Rona Ramos's picture
Graduate Services Coordinator; Lecturer Physics
She/her/hers
SPL 35A
203-432-3655
rona.ramos@yale.edu
Research Areas: 
Condensed Matter Physics
Research Type: 
Experimentalist
Biographical Sketch: 

Rona Ramos is a lecturer and the department’s graduate program coordinator. She focuses on the unique and human experiences of those who learn or do physics in both her roles as teacher and program coordinator. She began this work as physics faculty for the Summer Medical and Dental Education Program at Yale (now named the Summer Health Professions Education Program), a program designed to support and uplift underrepresented populations in medicine and healthcare. She has taught several introductory physics courses in the department, which have been infused with pedagogical innovations and inclusive teaching practices that open access to a broader range of students with a diversity of backgrounds and perspectives.

She co-created and teaches the course Physics 530: The Theory and Practice of Scientific Teaching, a course which aims to improve undergraduate science education by training future faculty in the practice of inclusive teaching and evidence teaching methods. She is also currently an instructor for Being Human in STEM, a course which explores the lived experiences of underrepresented identities in STEM and the barriers they face in the scientific community.

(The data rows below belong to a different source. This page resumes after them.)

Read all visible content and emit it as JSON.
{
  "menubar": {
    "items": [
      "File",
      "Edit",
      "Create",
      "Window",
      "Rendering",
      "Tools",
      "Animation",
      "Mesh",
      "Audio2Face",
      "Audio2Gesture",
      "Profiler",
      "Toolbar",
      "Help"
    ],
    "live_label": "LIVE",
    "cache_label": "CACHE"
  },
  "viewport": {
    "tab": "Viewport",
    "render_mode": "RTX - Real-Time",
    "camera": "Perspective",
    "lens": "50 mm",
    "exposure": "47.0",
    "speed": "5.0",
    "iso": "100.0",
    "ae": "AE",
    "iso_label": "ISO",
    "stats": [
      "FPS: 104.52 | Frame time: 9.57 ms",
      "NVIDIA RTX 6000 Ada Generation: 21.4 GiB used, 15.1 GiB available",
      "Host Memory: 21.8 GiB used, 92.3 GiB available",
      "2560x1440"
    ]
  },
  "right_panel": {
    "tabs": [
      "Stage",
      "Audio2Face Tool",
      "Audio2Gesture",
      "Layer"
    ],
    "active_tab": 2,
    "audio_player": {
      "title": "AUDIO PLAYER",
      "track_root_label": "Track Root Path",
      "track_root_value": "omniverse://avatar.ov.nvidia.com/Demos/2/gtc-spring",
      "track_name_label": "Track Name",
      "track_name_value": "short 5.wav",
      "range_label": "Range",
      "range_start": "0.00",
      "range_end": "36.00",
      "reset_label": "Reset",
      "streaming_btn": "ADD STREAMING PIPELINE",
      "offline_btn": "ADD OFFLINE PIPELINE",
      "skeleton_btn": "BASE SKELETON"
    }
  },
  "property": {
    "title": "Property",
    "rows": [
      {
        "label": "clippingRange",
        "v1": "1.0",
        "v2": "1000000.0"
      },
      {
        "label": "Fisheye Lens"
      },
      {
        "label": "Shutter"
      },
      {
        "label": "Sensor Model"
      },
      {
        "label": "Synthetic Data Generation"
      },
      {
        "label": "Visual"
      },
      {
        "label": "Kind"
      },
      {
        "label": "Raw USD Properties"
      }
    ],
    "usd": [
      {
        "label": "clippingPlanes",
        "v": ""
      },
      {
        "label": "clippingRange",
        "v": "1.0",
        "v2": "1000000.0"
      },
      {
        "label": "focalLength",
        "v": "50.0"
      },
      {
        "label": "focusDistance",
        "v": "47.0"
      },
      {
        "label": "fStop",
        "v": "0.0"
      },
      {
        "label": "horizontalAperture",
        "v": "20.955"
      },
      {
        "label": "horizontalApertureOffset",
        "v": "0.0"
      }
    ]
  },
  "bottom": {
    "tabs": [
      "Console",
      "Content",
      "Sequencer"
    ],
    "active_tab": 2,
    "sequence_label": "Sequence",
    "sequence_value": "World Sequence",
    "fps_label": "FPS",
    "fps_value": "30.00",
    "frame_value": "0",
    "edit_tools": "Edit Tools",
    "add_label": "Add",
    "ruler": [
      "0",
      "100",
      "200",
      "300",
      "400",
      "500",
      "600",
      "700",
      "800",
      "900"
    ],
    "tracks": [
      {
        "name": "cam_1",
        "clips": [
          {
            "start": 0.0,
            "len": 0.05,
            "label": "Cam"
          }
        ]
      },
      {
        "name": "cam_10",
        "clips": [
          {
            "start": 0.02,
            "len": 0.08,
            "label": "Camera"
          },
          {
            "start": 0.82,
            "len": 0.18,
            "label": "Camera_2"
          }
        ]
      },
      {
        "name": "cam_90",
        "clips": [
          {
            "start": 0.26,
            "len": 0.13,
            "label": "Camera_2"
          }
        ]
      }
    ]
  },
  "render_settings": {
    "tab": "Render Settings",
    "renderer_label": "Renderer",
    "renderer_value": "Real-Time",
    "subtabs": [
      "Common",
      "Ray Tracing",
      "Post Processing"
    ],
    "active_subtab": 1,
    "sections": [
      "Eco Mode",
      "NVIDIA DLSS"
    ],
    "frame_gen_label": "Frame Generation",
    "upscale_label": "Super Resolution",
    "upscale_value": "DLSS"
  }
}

As the co-director of Girls Science Investigations, she has developed fun and engaging science activities for middle school girls that includes building robots that draw and paper circuit greeting cards. She is also the co-leader of the APS-IDEA team at Yale. As the graduate program coordinator, she focuses on supporting the growth and well being of our graduate students, and making this a welcoming and exciting program for current and future students.

Education: 
Ph.D. 2010, Yale University
Advisor: 
Sean Barrett
Dissertation Title: 
Novel Pulse Sequences Exploiting the Effects of Hard π-pulses
Dissertation Abstract: 
In magnetic resonance and other spectroscopies, the strong pulses used to control coherent spin evolution are often approximated as instantaneous delta function rotations. However, small corrections to the delta function model can cause surprising departures from the conventional theory in standard multipulse NMR experiments using strong π-pulses. In this dissertation, we report the exploration of the small correction terms resulting from the finite duration of realistic pulses, however strong, using average Hamiltonian theory. Investigation of role these terms could play in standard NMR experiments led to the design and demonstration of a new class of spin echoes. We present analogs of the original free induction decay (FID), Hahn echo, and CPMG echoes whose experimental design is based on terms typically ignored when strong pulses are used. Variants on the original magic echo are demonstrated as well as the quadratic echo, based on both the zeroth- and first-order average Hamiltonian expressions and which has no classic NMR spin echo analog. Finally, we present alternative approaches to overcoming the line broadening effect of dipolar interactions in solids. Using a variation on the quadratic echo pulse sequence as a building block, we develop a new approach to line-narrowing and magnetic resonance imaging of solids which allows control of both the Zeeman and dipolar phase wrapping.